Given $|u|^2_1 + |v|_1^2 - 2\langle u, v\rangle$, where $|a|_1$ is the one norm defined by $|a|_1 = \sum_i \text{abs}(a_i)$, can one "complete the square" somehow and express it as a single 1-norm quantity (at least an inequality, if not an equality)?
The analogy in case of the two norm is $|u|^2_2 + |v|_2^2 - 2\langle u, v\rangle = |u -v|^2_2$ but I cannot see how to come up with a simpler expression in the case of the 1 norm.

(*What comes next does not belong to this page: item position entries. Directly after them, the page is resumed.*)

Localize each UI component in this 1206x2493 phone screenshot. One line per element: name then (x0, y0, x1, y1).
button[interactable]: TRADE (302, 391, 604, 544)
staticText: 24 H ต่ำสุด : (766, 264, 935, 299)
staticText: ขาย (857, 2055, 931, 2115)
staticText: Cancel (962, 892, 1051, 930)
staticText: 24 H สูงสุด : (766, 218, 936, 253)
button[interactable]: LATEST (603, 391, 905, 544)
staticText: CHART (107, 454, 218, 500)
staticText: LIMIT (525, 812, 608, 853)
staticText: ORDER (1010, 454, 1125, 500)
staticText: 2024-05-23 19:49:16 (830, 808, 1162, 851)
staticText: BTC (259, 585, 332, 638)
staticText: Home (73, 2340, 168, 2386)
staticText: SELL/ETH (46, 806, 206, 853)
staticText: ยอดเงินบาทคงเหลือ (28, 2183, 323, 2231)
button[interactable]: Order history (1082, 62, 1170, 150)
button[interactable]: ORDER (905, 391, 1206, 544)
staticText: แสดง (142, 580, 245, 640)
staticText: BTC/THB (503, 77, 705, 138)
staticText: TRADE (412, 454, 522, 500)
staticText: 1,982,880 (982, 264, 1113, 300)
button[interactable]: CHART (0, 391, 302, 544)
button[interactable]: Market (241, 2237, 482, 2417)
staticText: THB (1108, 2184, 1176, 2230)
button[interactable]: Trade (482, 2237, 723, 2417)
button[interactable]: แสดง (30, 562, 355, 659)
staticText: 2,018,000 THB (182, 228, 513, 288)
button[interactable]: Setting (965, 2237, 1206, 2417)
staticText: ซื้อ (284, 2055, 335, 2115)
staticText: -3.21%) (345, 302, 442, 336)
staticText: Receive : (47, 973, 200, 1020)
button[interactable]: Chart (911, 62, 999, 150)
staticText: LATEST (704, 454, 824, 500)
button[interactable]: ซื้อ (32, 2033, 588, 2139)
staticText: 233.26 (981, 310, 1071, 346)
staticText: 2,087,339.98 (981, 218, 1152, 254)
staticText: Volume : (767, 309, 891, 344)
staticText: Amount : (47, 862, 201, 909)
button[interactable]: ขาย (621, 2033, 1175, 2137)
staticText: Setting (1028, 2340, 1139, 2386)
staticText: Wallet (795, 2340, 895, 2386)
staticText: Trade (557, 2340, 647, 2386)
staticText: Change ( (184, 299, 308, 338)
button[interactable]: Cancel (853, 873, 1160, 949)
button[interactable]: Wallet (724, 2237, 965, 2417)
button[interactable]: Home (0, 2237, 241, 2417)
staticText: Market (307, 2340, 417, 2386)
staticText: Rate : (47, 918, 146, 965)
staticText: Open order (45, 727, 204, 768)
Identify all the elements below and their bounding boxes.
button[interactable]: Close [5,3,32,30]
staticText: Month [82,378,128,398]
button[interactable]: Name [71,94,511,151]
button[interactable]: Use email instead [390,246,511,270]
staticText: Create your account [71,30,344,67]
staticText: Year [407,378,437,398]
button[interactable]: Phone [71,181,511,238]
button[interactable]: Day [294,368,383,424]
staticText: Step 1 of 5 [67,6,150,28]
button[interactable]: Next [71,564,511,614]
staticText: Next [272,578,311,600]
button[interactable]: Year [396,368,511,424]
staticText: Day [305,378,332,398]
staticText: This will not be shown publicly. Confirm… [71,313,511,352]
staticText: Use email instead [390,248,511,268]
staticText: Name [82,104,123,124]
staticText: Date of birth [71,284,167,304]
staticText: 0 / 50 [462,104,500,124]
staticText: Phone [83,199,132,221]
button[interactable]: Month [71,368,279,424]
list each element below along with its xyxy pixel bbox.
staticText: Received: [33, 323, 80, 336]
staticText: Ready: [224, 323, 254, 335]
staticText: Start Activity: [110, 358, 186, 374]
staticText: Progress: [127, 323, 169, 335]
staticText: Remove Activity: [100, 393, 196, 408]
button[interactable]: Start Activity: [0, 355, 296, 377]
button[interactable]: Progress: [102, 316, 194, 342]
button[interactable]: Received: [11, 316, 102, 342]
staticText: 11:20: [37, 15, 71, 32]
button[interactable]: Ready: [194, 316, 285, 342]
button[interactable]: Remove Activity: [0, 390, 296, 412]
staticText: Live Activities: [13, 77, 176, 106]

One possibility: $$|u|_1^2+|v|_1^2-2\langle u,v\rangle \le |u|_1^2+|v|_1^2+2|u|_2|v|_2\le |u|_1^2+|v|_1^2+2|u|_1|v|_1=(|u|_1+|v|_1)^2=|w|_1^2,$$ where $w$ is the vector/sequence $(|u_i|+|v_i|)_{i\in\mathbb{N}}$.
Moreover, in $\mathbb{R}^n$, $$|u|_1^2+|v|_1^2-2\langle u,v\rangle\le n|u|_2^2+n|v|_2^2+2n|\langle u,v\rangle| \le n|u\pm v|_2^2\le n|u\pm v|_1^2$$ where $|\langle u,v\rangle|=\pm\langle u,v\rangle$.